Eğer dünyamız, içinde ağırlandığımız bir misafirhane değilse ve her şey tesadüflerin oyuncağıysa, o zaman bizim için özel olarak hazırlandığını gösteren bir özelliğe ve bize hizmet ettiğini bildirir vaziyette bir görüntüye sahip olmaması gerekmez miydi? Her yerde “tarif edicinin ve kılavuzun” bildirdiği aynı vazifeleri, bildirildiği aynı şekil ve tarzda, gözümüzün önünde icra eden, canlı-cansız tüm bir kâinat yok mu? Güneş, Kur’ân’ın bildirdiği gibi, göğümüzde bir lamba görevi görmüyor mu? Ay bir gece lambasından daha mı az gözümüzün zevkini okşuyor? Mehtap, yakamoz, gün batımı, seher vakti, gökkuşağı. Gördüğümüz anda birbirimize “bakın! ne muhteşem bir görüntü!” diye heyecanla göstermemizin anlamı nedir? Üstüne şiirler yazılacak, tabloları yapılacak kadar güzel olmaları ne ifade etmektedir? Anlamsız mı bütün bunlar? Yoksa böyle mükemmel güzellikleri sanat olarak görmemek ve anlamsız bulmak veya manasını çıkartamamak, düşünme şeklindeki çarpıklığı mı gösterir?

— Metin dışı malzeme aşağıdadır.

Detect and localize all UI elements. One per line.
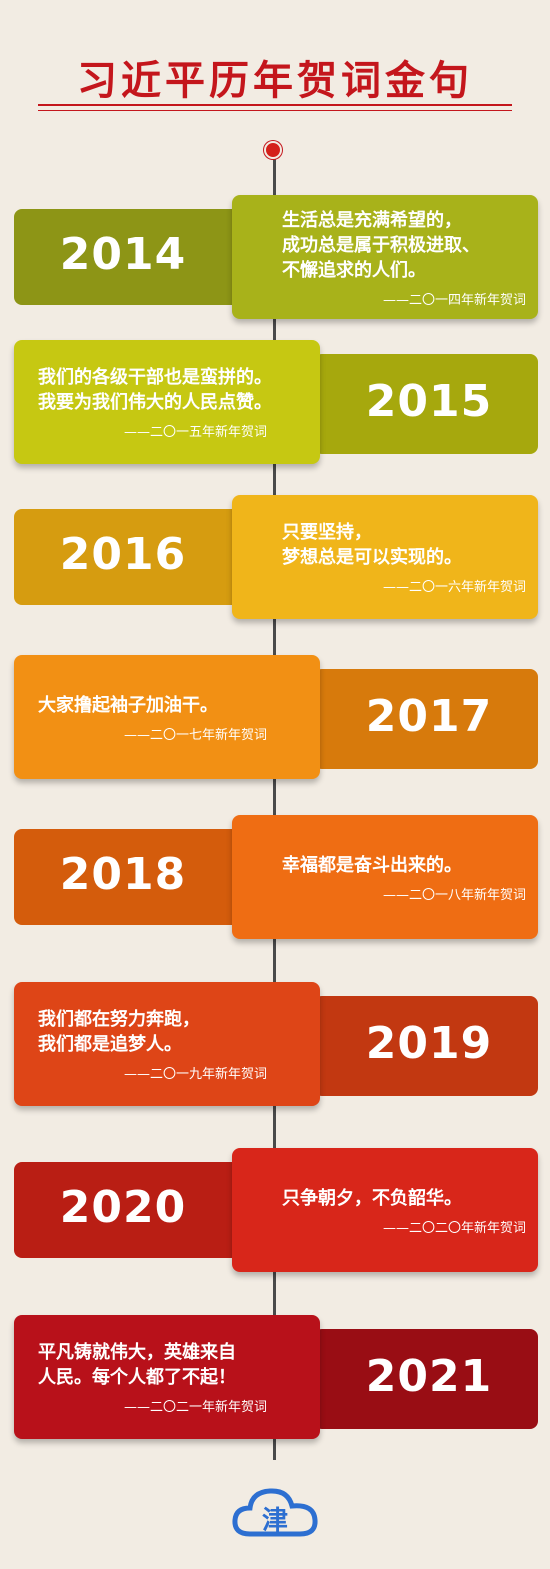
quote-text: 幸福都是奋斗出来的。 [282, 855, 462, 876]
year-label: 2016 [59, 529, 187, 580]
year-panel [314, 354, 538, 454]
quote-panel [14, 655, 320, 779]
quote-text: 只要坚持， 梦想总是可以实现的。 [282, 522, 462, 568]
year-panel [314, 996, 538, 1096]
page-title: 习近平历年贺词金句 [77, 58, 473, 104]
quote-source: ——二〇二一年新年贺词 [124, 1400, 268, 1415]
year-panel [14, 1162, 254, 1258]
quote-text: 生活总是充满希望的， 成功总是属于积极进取、 不懈追求的人们。 [282, 210, 480, 281]
year-label: 2018 [59, 849, 187, 900]
timeline-card-2019: 2019 我们都在努力奔跑， 我们都是追梦人。 ——二〇一九年新年贺词 [14, 982, 538, 1112]
quote-panel [232, 495, 538, 619]
quote-source: ——二〇一九年新年贺词 [124, 1067, 268, 1082]
year-panel [314, 669, 538, 769]
quote-panel [14, 340, 320, 464]
quote-source: ——二〇一五年新年贺词 [124, 425, 268, 440]
quote-panel [14, 982, 320, 1106]
quote-text: 只争朝夕，不负韶华。 [282, 1188, 462, 1209]
year-panel [14, 829, 254, 925]
quote-panel [232, 815, 538, 939]
quote-text: 我们都在努力奔跑， 我们都是追梦人。 [38, 1009, 200, 1055]
year-panel [314, 1329, 538, 1429]
timeline-card-2016: 2016 只要坚持， 梦想总是可以实现的。 ——二〇一六年新年贺词 [14, 495, 538, 625]
quote-source: ——二〇一六年新年贺词 [382, 580, 526, 595]
year-panel [14, 209, 254, 305]
quote-panel [232, 1148, 538, 1272]
timeline-start-dot [264, 141, 282, 159]
year-label: 2014 [59, 229, 187, 280]
year-label: 2017 [365, 691, 493, 742]
year-label: 2015 [365, 376, 493, 427]
title-underline [38, 104, 512, 106]
timeline-card-2020: 2020 只争朝夕，不负韶华。 ——二〇二〇年新年贺词 [14, 1148, 538, 1278]
timeline-card-2014: 2014 生活总是充满希望的， 成功总是属于积极进取、 不懈追求的人们。 ——二〇一… [14, 195, 538, 325]
quote-text: 我们的各级干部也是蛮拼的。 我要为我们伟大的人民点赞。 [38, 367, 272, 413]
quote-text: 大家撸起袖子加油干。 [38, 695, 218, 716]
quote-panel [232, 195, 538, 319]
quote-source: ——二〇一四年新年贺词 [382, 293, 526, 308]
year-label: 2021 [365, 1351, 493, 1402]
timeline-spine [273, 150, 276, 1460]
timeline-card-2018: 2018 幸福都是奋斗出来的。 ——二〇一八年新年贺词 [14, 815, 538, 945]
quote-text: 平凡铸就伟大，英雄来自 人民。每个人都了不起！ [38, 1342, 236, 1388]
cloud-logo-icon: 津 [232, 1488, 318, 1537]
timeline-card-2021: 2021 平凡铸就伟大，英雄来自 人民。每个人都了不起！ ——二〇二一年新年贺词 [14, 1315, 538, 1445]
title-underline [38, 110, 512, 111]
timeline-card-2017: 2017 大家撸起袖子加油干。 ——二〇一七年新年贺词 [14, 655, 538, 785]
year-label: 2020 [59, 1182, 187, 1233]
quote-source: ——二〇一七年新年贺词 [124, 728, 268, 743]
quote-source: ——二〇一八年新年贺词 [382, 888, 526, 903]
timeline-card-2015: 2015 我们的各级干部也是蛮拼的。 我要为我们伟大的人民点赞。 ——二〇一五年新年… [14, 340, 538, 470]
year-label: 2019 [365, 1018, 493, 1069]
logo-glyph: 津 [262, 1506, 288, 1536]
year-panel [14, 509, 254, 605]
quote-source: ——二〇二〇年新年贺词 [382, 1221, 526, 1236]
quote-panel [14, 1315, 320, 1439]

Kapıya bırakılan bir çiçek buketindeki kırmızı güller, gördüğümüz anda tebessüm etmek ve gönderenini aramak ve merak etmek için yeterince anlamlı da, koca dünyayı her baharda bir çiçek buketine çeviren faaliyet mi anlamsız ve sahipsiz? Böyle düşünebilmek, görünen eşyanın ifade ettiği zarurî manaları inkar etmek ve güneşin karşısında inatla göz kapamak ile mümkün olabilir. Tabiattaki oluşumun “rastgele oluşmuş bir şekil” olduğunu iddia edebilmek ve “üstünde çalışılmış bir sanat” olduğunu inkar edebilmek için, sanatsız olduğu iddia edilen tabiattan kopyalanan tabloların da sanatsız ve kıymetsiz olduğunu kabul etmek gerekmez mi?[1]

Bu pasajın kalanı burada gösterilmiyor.